All of the chapters had something interesting to say about the man Bonhoeffer, his context, his theology, and his legacy. I particularly enjoyed the contributions that discussed Christianity’s relationship to Nazi Germany and Christian’s complicity in the Holocaust such as Doris Bergen’s contribution on Nazism, the Churches, and the Question of Silence. Instead of focusing upon why a large part of the German church was quiet and barely protested against the Nazi’s and their crimes, she thinks that the real issue is instead the enthusiastic support for the Nazi government. How could the church support the anti-semitic propaganda, cast out Jewish-Christians from churches, and support the Nazi’s clear war-policy of aggressive offense?
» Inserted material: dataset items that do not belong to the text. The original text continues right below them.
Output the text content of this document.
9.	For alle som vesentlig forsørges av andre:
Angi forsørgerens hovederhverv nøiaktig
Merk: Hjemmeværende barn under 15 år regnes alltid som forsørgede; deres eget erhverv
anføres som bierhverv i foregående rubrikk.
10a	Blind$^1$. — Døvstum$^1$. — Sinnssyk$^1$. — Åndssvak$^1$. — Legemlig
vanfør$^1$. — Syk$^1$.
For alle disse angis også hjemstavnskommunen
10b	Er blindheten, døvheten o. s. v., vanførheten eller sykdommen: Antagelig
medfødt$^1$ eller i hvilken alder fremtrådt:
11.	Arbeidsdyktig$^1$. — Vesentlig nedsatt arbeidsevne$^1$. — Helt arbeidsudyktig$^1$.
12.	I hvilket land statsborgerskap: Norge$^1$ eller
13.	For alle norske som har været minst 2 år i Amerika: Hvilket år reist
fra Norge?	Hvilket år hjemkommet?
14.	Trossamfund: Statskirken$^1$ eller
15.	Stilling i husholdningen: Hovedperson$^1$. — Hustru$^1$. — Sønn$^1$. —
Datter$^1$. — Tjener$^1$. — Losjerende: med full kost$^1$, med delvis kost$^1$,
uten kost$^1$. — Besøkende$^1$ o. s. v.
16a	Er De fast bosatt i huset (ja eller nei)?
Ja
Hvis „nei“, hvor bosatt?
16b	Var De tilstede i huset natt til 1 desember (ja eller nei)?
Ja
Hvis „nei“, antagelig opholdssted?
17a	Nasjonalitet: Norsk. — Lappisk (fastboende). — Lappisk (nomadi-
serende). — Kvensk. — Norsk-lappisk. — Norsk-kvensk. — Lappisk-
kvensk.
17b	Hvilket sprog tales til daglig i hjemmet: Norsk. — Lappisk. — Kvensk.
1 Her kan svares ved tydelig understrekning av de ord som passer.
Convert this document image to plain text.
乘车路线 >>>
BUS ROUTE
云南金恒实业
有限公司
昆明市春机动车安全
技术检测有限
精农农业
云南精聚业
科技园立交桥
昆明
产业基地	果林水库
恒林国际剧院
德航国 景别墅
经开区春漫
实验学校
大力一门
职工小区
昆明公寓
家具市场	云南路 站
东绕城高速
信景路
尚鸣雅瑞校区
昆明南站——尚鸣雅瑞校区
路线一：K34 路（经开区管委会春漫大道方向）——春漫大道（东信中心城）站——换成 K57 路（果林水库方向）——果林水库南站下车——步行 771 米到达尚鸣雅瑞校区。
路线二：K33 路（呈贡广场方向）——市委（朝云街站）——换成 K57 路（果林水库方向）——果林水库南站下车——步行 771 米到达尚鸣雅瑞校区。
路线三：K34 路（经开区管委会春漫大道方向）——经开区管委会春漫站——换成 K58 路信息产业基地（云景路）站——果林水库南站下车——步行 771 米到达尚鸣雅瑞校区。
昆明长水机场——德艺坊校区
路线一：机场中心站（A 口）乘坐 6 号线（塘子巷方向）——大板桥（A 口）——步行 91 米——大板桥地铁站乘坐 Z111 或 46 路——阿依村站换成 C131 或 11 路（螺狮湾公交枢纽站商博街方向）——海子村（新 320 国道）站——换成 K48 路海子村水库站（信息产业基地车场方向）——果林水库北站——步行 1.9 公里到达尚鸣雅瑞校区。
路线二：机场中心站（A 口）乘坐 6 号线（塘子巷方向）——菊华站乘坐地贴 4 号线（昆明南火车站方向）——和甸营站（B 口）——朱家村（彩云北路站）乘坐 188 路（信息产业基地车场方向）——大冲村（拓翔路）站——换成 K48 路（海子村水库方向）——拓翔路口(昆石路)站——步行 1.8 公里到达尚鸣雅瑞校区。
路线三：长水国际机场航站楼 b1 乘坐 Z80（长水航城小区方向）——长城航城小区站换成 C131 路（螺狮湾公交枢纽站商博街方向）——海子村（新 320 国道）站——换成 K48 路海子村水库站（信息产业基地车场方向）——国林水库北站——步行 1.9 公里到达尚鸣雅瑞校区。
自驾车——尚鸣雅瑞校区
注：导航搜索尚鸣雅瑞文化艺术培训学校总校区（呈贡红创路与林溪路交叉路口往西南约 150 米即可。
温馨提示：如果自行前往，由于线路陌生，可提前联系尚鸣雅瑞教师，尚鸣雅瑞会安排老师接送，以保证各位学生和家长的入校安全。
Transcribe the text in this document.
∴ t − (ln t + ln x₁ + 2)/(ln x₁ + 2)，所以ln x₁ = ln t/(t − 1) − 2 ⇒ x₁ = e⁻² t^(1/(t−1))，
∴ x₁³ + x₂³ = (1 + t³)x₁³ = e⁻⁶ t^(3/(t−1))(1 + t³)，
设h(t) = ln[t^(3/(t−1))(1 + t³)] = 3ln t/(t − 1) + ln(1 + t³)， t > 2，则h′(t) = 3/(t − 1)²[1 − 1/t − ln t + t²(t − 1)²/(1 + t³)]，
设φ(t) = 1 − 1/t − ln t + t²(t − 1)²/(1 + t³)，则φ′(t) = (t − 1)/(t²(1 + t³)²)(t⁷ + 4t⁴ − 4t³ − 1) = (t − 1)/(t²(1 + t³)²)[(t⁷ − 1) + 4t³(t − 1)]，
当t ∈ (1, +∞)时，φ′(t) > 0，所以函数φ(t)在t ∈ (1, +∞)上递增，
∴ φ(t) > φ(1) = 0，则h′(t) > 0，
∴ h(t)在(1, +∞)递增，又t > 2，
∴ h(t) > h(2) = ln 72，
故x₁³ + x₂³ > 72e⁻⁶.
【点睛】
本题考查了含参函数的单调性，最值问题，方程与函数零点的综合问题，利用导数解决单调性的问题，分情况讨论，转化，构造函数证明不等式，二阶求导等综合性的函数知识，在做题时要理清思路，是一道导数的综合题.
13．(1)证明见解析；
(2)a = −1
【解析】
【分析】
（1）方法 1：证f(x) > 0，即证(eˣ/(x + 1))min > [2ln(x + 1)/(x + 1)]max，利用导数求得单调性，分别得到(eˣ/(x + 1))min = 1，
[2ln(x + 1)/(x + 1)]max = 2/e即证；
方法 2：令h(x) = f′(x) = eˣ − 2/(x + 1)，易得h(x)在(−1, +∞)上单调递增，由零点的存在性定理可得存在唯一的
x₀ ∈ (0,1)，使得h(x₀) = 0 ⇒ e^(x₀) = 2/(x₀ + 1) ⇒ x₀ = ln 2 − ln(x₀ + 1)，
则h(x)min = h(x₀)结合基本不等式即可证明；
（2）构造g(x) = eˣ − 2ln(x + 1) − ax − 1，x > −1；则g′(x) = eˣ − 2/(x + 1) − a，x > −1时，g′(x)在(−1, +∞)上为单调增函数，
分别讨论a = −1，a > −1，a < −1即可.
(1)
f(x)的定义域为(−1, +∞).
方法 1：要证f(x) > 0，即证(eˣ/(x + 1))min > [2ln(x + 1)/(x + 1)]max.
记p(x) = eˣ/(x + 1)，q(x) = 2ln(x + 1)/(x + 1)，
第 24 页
These are great questions that can not, and should not, be swept under the carpet of church history with an “oops”. Robert Ericksen’s essay also discusses similar topics, though with more of a focus on Bonhoeffer.

Matthew Hockenos discusses this topic as well, but from the perspective of how are we meant to come to terms with Protestant complicity in the Holocaust. I liked his discussion on how it is not entirely clear what exactly Bonhoeffer’s view on the place of Jews in Christian history was (i.e. what evidence is there that he changed his supersessionist theology of the early 30s). Something Hockenos points out is how many leaders of the German Evangelical Church (post-1945) considered Bonhoeffer’s willingness to engage in a plot to overthrow Hitler should make him be viewed as a traitor rather than a martyr! I know there is some debate over what exactly was Bonhoeffer’s role in the resistance, but assuming that he was directly (rather than indirectly) involved in the planning of an assassination attempt on Hitler’s life (and that he vocally supported the use of such violence to take out Hitler), I can see how that would make one question whether Bonhoeffer was standing on solid theological ground, but to go the next step and say that his actions meant he was only a national traitor and not a Christian martyr seems quite bizarre to me! But, alas, it appears the Confessing Church was not completely divorced from nationalism as it should have been.

Some of the other essays in the volume explore Bonhoeffer from completely different angles, such as his reception in Brazil, Britain, the USA, and Japan. There are also a few very interesting essays on the task of translating Bonhoeffer’s works into English.

To sum up, if you are interested in Bonhoeffer’s theology then this is definitely a must-read book. It provides an actual global view of the legacy of Bonhoeffer and his theology, and actually engages with the all-important context of Nazi Germany (I’ve read stuff on Bonhoeffer before that seemingly thinks his theology was created in a vacuum, or that at least approach his theology as if that were true!).